One of the county’s most unusual historic farms will soon be added to the National Register of Historic Places: Wild Goose Farm. Built for Rezin Davis (R.D.) Shepherd in the mid-1840s, the Greek Revival-style farmhouse was remodeled in the Colonial Revival c.1911 and stylistically demonstrates Shepherd’s ties to New Orleans, where he was a successful sugar merchant. It incorporates an earlier home, built around 1810 for George Stipp, and contains a large and extraordinary collection of outbuildings.
R.D. Shepherd was the oldest son of Abraham Shepherd, who, by the time of his death in 1822, owned most of the land in the Terrapin Neck area north of Shepherdstown. R.D.’s grandfather was Thomas Shepherd, for whom the town was named.
Like his father, R.D. focused on stock breeding in his farming operations at a time when most Jefferson County farms focused on staple grains. The Shepherd family’s stock farm was a joint venture between several members of the family with the day-to-day operations run by R.D.’s brother, Henry, at nearby Springwood. They imported Leicester sheep, short-horned cattle, and Berkshire and Suffolk hogs from England.

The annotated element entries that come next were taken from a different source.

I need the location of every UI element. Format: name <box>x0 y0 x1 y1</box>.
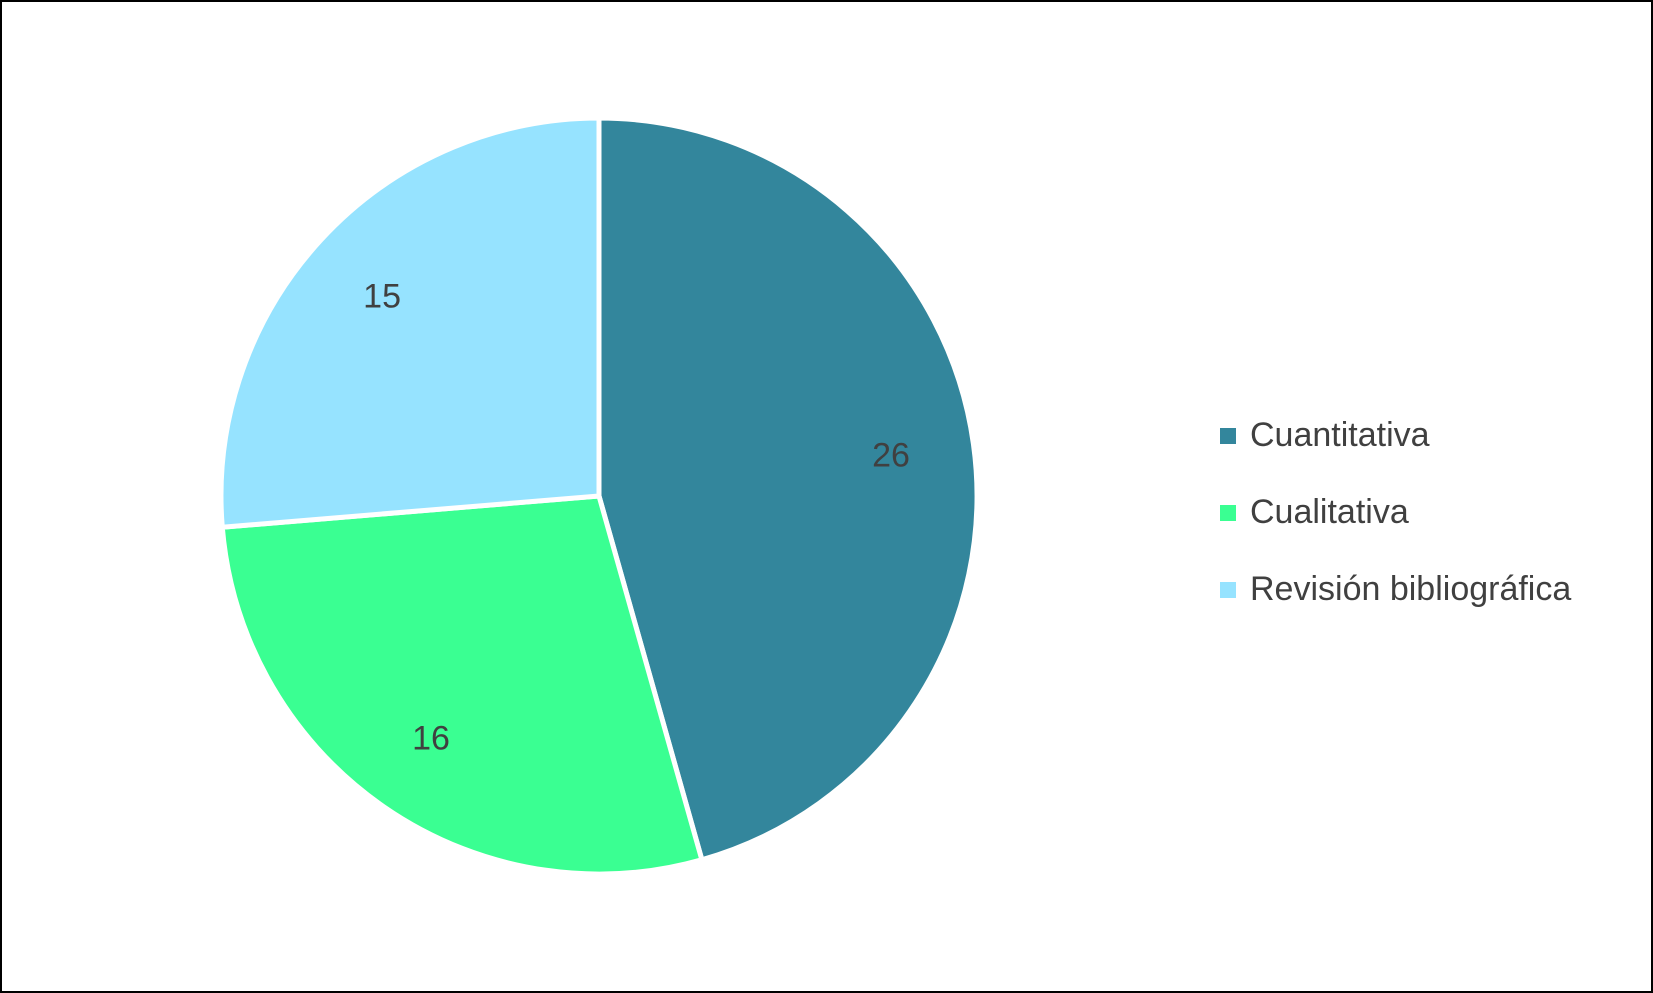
pie-data-labels: 26 16 15 <box>363 277 910 757</box>
legend-swatch-revision-bibliografica <box>1220 581 1236 598</box>
pie-slice-cuantitativa <box>596 115 980 863</box>
pie-slice-revision-bibliografica <box>218 115 602 530</box>
legend-label-cuantitativa: Cuantitativa <box>1250 416 1430 454</box>
legend-swatch-cualitativa <box>1220 504 1236 521</box>
legend-item-revision-bibliografica: Revisión bibliográfica <box>1220 551 1571 628</box>
legend: Cuantitativa Cualitativa Revisión biblio… <box>1220 397 1571 628</box>
legend-item-cualitativa: Cualitativa <box>1220 474 1571 551</box>
legend-swatch-cuantitativa <box>1220 427 1236 444</box>
legend-label-cualitativa: Cualitativa <box>1250 493 1409 531</box>
legend-label-revision-bibliografica: Revisión bibliográfica <box>1250 570 1572 608</box>
pie-slices <box>218 115 980 877</box>
legend-item-cuantitativa: Cuantitativa <box>1220 397 1571 474</box>
data-label-revision-bibliografica: 15 <box>363 277 401 315</box>
data-label-cuantitativa: 26 <box>872 437 910 475</box>
data-label-cualitativa: 16 <box>412 719 450 757</box>
pie-slice-cualitativa <box>219 493 705 877</box>
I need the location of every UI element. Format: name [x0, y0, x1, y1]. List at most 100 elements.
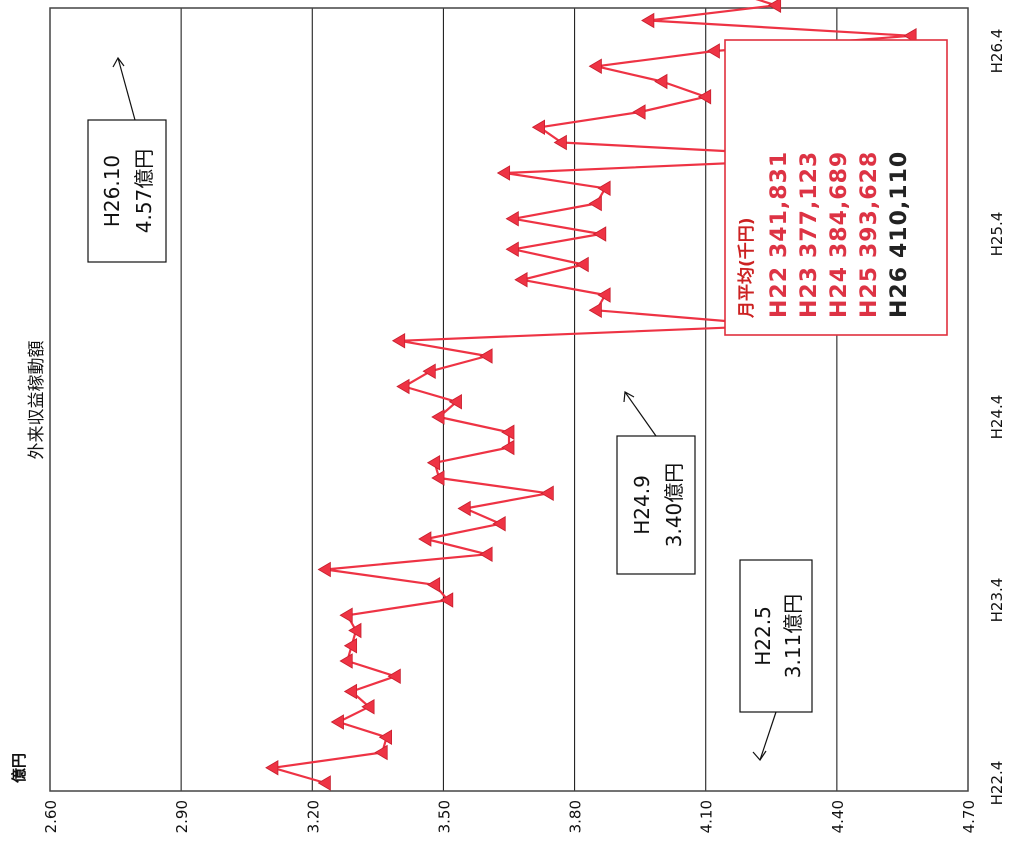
data-point — [418, 531, 432, 547]
callout-arrow — [117, 57, 136, 121]
data-point — [632, 104, 646, 120]
data-point — [479, 546, 493, 562]
value-tick-label: 4.10 — [698, 800, 716, 833]
callout-h26-10: H26.10 4.57億円 — [87, 56, 167, 263]
month-tick-label: H22.4 — [988, 761, 1006, 806]
data-point — [597, 287, 611, 303]
data-point — [531, 119, 545, 135]
callout-h24-9: H24.9 3.40億円 — [616, 391, 696, 575]
legend-heading: 月平均(千円) — [736, 217, 757, 319]
data-point — [265, 760, 279, 776]
legend-box — [724, 39, 948, 336]
legend-year: H25 — [857, 266, 882, 318]
callout-label: H24.9 — [630, 475, 654, 535]
month-tick-labels: H22.4 H23.4 H24.4 H25.4 H26.4 — [988, 29, 1006, 806]
data-point — [501, 424, 515, 440]
callout-arrowhead — [112, 56, 125, 68]
callout-h22-5: H22.5 3.11億円 — [739, 559, 813, 761]
legend-amount: 377,123 — [797, 151, 822, 258]
data-point — [588, 302, 602, 318]
value-tick-label: 3.20 — [304, 800, 322, 833]
month-tick-label: H26.4 — [988, 29, 1006, 74]
legend-year: H26 — [887, 266, 912, 318]
data-point — [440, 592, 454, 608]
month-tick-label: H23.4 — [988, 578, 1006, 623]
y-axis-unit: 億円 — [10, 753, 28, 783]
value-tick-label: 3.50 — [435, 800, 453, 833]
value-tick-label: 2.60 — [42, 800, 60, 833]
data-point — [448, 394, 462, 410]
value-tick-label: 4.40 — [829, 800, 847, 833]
data-point — [588, 58, 602, 74]
legend: 月平均(千円) H22341,831H23377,123H24384,689H2… — [724, 39, 948, 336]
callout-box — [616, 435, 696, 575]
data-point — [339, 607, 353, 623]
data-point — [317, 561, 331, 578]
data-point — [597, 180, 611, 196]
legend-amount: 384,689 — [827, 151, 852, 258]
callout-arrow — [624, 391, 657, 437]
data-point — [641, 12, 655, 29]
data-point — [374, 744, 388, 761]
callout-box — [87, 119, 167, 263]
data-point — [540, 485, 554, 501]
data-point — [593, 226, 607, 242]
data-point — [378, 729, 393, 745]
plot-frame — [49, 7, 969, 792]
data-point — [496, 165, 511, 181]
data-point — [767, 0, 782, 13]
data-point — [501, 439, 515, 456]
callout-value: 4.57億円 — [132, 149, 156, 234]
callout-box — [739, 559, 813, 713]
data-point — [426, 577, 441, 593]
legend-amount: 393,628 — [857, 151, 882, 258]
data-point — [514, 272, 528, 288]
data-point — [361, 699, 375, 715]
legend-amount: 341,831 — [767, 151, 792, 258]
data-point — [654, 73, 668, 90]
data-point — [479, 348, 493, 364]
data-point — [706, 43, 720, 59]
data-point — [391, 333, 406, 349]
month-tick-label: H24.4 — [988, 395, 1006, 440]
data-point — [575, 256, 589, 273]
data-point — [330, 714, 344, 730]
data-point — [396, 378, 410, 395]
legend-year: H22 — [767, 266, 792, 318]
data-point — [492, 516, 506, 532]
value-tick-labels: 2.60 2.90 3.20 3.50 3.80 4.10 4.40 4.70 — [42, 800, 978, 833]
data-point — [348, 622, 362, 639]
data-point — [422, 363, 436, 379]
callout-label: H22.5 — [751, 606, 775, 666]
data-point — [426, 455, 441, 471]
month-tick-label: H25.4 — [988, 212, 1006, 257]
data-point — [457, 500, 471, 517]
callout-value: 3.40億円 — [662, 463, 686, 548]
callout-arrowhead — [752, 750, 767, 761]
data-point — [317, 775, 331, 791]
data-point — [505, 211, 519, 227]
value-tick-label: 2.90 — [173, 800, 191, 833]
series — [265, 0, 917, 791]
value-tick-label: 4.70 — [960, 800, 978, 833]
callout-arrowhead — [623, 391, 635, 403]
legend-year: H23 — [797, 266, 822, 318]
chart-title: 外来収益稼動額 — [27, 341, 47, 460]
data-point — [505, 241, 519, 257]
legend-year: H24 — [827, 266, 852, 318]
data-point — [553, 134, 567, 151]
value-tick-label: 3.80 — [567, 800, 585, 833]
callout-arrow — [759, 711, 777, 761]
data-point — [431, 409, 445, 425]
data-point — [387, 668, 401, 684]
data-point — [343, 683, 358, 700]
callout-value: 3.11億円 — [781, 594, 805, 679]
data-point — [431, 470, 445, 486]
legend-amount: 410,110 — [887, 151, 912, 258]
data-point — [343, 638, 358, 654]
data-point — [339, 653, 353, 669]
callout-label: H26.10 — [100, 155, 124, 227]
data-point — [588, 195, 602, 212]
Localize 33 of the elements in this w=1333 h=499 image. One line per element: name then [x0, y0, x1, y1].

The Wild Goose Farm home itself is massive (over 9,000 square feet) and U-shaped with an irregular, meandering plan that local architectural historian John Allen says “was a harbinger of what would become popular locally in the Victorian era.”
In his book, Uncommon Vernacular, the fundamental treatise on the early architecture of Jefferson County, Allen dedicates a large paragraph to Wild Goose’s wash house. The structure, built as a Greek temple, features the finest stonework in the county, with large, smooth limestone blocks and fine “butter” joints. “No other building in the county has such precise and sophisticated masonry,” he said. It was built for R.D. around 1845. He brought over a young German stonemason named Conrad Smith, who is believed to have laid the foundation of the new home and built the wash house and expertly constructed stone walls that define the farm. The home has other unique features, like a formal garden behind the house that, at one time, had a bathtub connected to a nearby water tower for bathing alfresco.
A Surviving Testament
By 1850, R.D. had accumulated over 700 acres, and his farm was valued at $240,000, an enormous sum at the time. In 1859, he paid for the construction of a town hall in Shepherdstown, now known as McMurran Hall, the centerpiece of the Shepherd University campus. He passed away in 1865, but Wild Goose Farm remained in the Shepherd family until 1911, when it was purchased by New York engineer Edwin Jarrett, who commissioned the Colonial Revival updates that now characterize the exterior. Later owners include NASA engineer Robert Moss and former West Virginia governor Gaston Caperton.
The new owner of Wild Goose Farm, Jay Clemens, is on the board of the National Trust for Historic Preservation, and has begun some needed maintenance on the historic 150-year-old farm. The c.1840 Pennsylvania bank barn, with its 3,250 square feet of open space, is available to rent as an event space, and the farm, with its rolling hills and picturesque ponds, is one of the most beautiful in the county.
The farmhouse has remained virtually unchanged since its 1911 renovation, a surviving testament to the wealth and influence of one of the most prominent families in Jefferson County’s history.
— Lauren Kelly represents the Jefferson County Historic Landmarks Commission.